I learned a lot about my strengths and weaknesses as a person. After a few mistakes here and there, I saw that I needed to rethink getting organized. I understood what I liked in a job and what I didn’t like. I knew I needed to grow in my communication skills. I also learned that a corporate job wasn’t my thing. You get the gist.

But back to the subject, while I was volunteering I another archivist told me that it took him six months to get a job. Despite knowing this, I was still worried. Up until I got that administrative assistant position, no one was calling me. And then I learned about The Job.

This was the archiving job that I felt would be perfect for me at my stage of life. I loved the collections and I loved the mission of the institution. I was almost afraid to apply for fear of rejection, but I stepped out on faith. Two days before I my wedding, I got an email and we scheduled an interview for June 9th. A couple of weeks after that interview, I learned I got the job! Ironically it was almost six months to day after I graduated. Persistence, networking, and prayer had paid off in a major way.

I only realized how much of my suffering was self-inflicted when I started preparing for my new job. If I’d only reached out, I would have learned that I was not alone. I would have come across stuff like this and understood the difficulty in finding an archives job. I would have known that no, not all my classmates found archival jobs right out of grad school. Heck, I would’ve realized I wasn’t the only archivist suffering from Imposter Syndrome.

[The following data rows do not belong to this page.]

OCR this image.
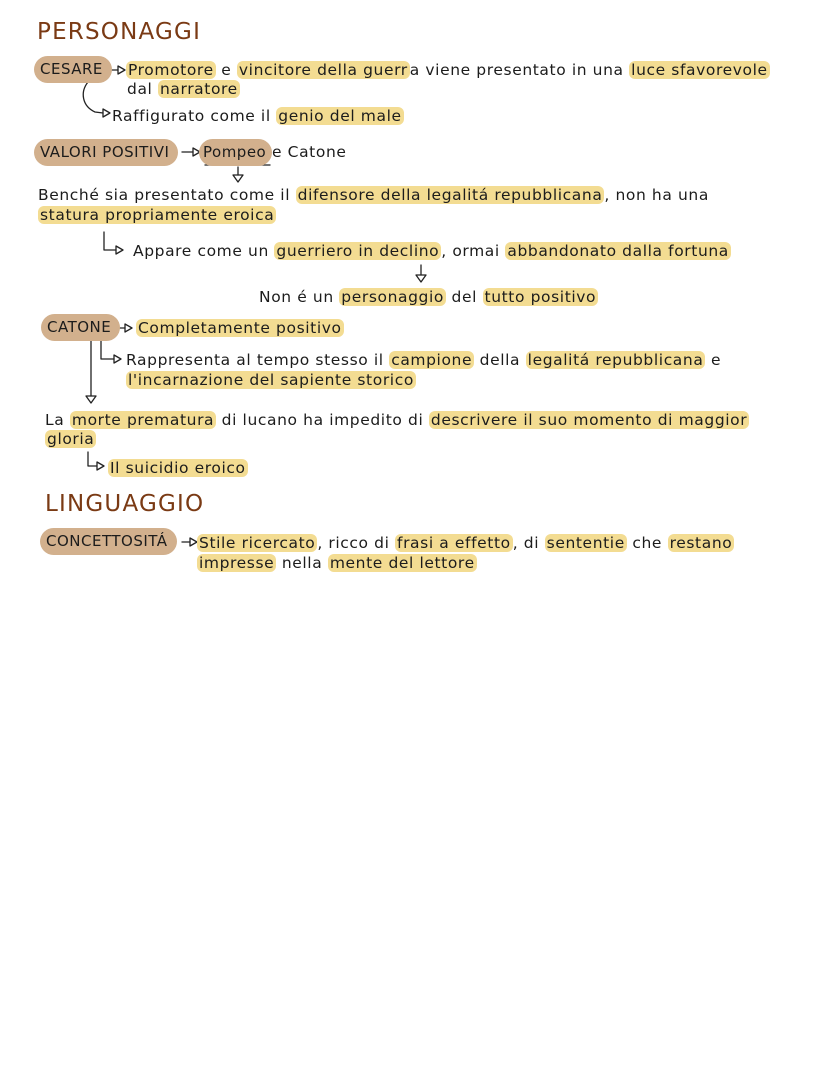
PERSONAGGI
CESARE	Promotore e vincitore della guerr a viene presentato in una luce sfavorevole
dal narratore
Raffigurato come il genio del male
VALORI POSITIVI	Pompeo e Catone
Benché sia presentato come il difensore della legalitá repubblicana , non ha una
statura propriamente eroica
Appare come un guerriero in declino , ormai abbandonato dalla fortuna
Non é un personaggio del tutto positivo
CATONE	Completamente positivo
Rappresenta al tempo stesso il campione della legalitá repubblicana e
l'incarnazione del sapiente storico
La morte prematura di lucano ha impedito di descrivere il suo momento di maggior
gloria
Il suicidio eroico
LINGUAGGIO
CONCETTOSITÁ	Stile ricercato , ricco di frasi a effetto , di sententie che restano
impresse nella mente del lettore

You live and learn, though. I’m going to make sure I don’t close myself off like that again and get to know other new archivists. The archives job landscape is something that I want to research more and, perhaps, post a short essay about it on a later date.

I’ll be making a post about my first week on the job, but I can say that I absolutely love it so far. The staff is amazing and the collections are a joy to work with. I know things won’t always be easy and that I still have a lot to learn, but it’s a labor of love for sure.

On a side note, maybe it was for the best that I didn’t know how hard it was to get an archives job. Shoot, it probably would’ve depressed me more, heh.